Het reservaat van 1 064 ha bestaat uit een kern van 609 ha met een bufferzone van jong bos en omliggende botanische graslanden van 455 ha. Overal geldt een nulbeheer, zonder houtoogst. Om de successie te stoppen, maaien ze de graslanden wel om de twee jaar.

Het gebied ligt in een minder steil gebergte met plateaus op 790 tot 1 200 m hoogte. Er ontwikkelden zich vooral gemengde beukenbossen van beuk met fijnspar en Abies-soorten en bijna homogene fijnsparzones. Ook haagbeuk, gewone esdoorn, ruwe iep, ruwe berk, gewone lijsterbes en witte els komen er voor en in de kernzone ook taxus. Het is een gemengd bos met een gemiddelde kroonsluiting van 70 %, bomen tot 140 cm diameter en tot meer dan 50 m hoog.

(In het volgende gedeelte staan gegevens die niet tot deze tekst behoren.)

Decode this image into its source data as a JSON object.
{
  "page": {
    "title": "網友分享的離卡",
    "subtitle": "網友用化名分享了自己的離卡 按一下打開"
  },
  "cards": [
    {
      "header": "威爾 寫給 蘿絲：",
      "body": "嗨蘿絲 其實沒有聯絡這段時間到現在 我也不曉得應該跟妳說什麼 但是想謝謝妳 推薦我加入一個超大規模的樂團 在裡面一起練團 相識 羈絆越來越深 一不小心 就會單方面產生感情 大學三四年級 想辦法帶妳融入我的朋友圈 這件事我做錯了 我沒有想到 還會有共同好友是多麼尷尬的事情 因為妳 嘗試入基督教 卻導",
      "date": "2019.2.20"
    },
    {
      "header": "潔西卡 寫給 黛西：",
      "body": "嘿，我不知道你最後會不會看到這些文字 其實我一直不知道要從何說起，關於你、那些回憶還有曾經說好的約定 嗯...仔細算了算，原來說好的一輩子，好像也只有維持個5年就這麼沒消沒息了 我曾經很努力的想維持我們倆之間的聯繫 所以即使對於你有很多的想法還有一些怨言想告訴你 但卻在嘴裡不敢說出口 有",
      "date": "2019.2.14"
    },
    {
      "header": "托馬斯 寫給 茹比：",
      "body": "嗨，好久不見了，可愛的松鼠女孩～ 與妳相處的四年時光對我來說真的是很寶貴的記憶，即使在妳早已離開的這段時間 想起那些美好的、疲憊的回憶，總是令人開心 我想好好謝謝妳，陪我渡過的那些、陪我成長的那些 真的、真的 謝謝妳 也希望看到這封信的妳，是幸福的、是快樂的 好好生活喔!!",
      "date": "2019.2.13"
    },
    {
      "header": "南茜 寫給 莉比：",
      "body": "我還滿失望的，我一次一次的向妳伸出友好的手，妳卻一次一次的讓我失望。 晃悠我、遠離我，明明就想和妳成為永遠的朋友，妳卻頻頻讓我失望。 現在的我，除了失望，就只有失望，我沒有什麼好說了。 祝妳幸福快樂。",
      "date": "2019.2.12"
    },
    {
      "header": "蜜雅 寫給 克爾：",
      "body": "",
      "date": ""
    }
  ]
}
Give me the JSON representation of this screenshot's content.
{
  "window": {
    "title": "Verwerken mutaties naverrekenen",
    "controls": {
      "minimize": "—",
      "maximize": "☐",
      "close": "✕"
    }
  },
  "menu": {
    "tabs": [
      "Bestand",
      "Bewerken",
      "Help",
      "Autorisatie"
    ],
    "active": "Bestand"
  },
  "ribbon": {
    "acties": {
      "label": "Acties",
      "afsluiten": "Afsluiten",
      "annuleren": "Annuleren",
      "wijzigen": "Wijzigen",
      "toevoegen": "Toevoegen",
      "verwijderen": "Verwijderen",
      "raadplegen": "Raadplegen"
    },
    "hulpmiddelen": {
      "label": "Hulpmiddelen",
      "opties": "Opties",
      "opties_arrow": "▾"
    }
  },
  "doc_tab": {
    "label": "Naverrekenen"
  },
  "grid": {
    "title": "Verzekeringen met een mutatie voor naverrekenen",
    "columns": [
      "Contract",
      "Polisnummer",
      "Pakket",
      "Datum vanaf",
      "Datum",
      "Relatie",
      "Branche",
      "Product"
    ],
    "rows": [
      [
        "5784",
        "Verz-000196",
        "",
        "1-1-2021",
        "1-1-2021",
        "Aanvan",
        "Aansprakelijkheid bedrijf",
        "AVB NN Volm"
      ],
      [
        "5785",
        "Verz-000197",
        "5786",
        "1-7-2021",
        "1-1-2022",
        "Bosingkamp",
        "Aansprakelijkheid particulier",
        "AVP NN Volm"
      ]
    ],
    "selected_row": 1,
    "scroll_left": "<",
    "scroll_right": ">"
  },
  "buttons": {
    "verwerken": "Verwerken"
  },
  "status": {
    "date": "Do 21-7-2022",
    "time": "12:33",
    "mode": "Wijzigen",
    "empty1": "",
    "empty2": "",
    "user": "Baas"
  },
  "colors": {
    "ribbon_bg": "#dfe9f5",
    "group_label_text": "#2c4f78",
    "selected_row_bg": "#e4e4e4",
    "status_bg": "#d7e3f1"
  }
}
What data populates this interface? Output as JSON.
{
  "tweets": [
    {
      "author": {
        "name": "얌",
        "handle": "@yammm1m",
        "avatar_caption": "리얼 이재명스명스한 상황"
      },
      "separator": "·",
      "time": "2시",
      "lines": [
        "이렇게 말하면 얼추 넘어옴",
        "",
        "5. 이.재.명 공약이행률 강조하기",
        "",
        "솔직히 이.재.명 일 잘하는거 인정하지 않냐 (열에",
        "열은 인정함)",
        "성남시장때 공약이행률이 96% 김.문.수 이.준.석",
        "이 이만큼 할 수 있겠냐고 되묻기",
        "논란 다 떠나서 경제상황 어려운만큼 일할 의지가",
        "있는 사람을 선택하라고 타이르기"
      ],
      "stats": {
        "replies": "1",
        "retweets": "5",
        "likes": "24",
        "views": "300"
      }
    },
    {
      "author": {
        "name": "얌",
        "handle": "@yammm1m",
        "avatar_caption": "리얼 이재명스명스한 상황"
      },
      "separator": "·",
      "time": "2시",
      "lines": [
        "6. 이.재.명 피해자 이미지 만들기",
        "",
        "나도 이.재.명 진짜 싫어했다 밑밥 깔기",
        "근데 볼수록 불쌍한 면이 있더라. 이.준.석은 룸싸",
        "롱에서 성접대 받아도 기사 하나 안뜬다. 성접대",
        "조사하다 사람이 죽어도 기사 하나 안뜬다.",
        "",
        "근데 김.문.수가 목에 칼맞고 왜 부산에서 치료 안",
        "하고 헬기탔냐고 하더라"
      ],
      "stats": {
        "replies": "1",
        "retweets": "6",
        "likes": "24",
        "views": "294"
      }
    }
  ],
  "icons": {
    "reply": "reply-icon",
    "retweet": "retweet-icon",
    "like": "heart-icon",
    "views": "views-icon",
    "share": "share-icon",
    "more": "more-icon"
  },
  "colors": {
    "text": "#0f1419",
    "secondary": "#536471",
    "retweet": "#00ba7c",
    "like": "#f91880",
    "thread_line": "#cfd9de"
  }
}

Al sinds 1875 is in de bufferzone rond het reservaat een nulbeheer van kracht. De totale opstand bedraagt tot meer dan 680 m3/ha en in bepaalde zones zelfs tot zelfs 950 m3/ha met een grondvlak tot maar liefst 70 m3/ha! Er is veel dood hout en de soortenrijkdom van de bosflora is verbluffend.

De laatste ochtend ging een deel van het gezelschap nog naar een museum, waar prachtige artefacten van meer dan 6 000 jaar geleden van de toenmalige matriarchale samenleving ons allemaal stil kregen. De meesten vertrokken met het voornemen om nog eens terug te komen, voor de geplande snelweg een feit is!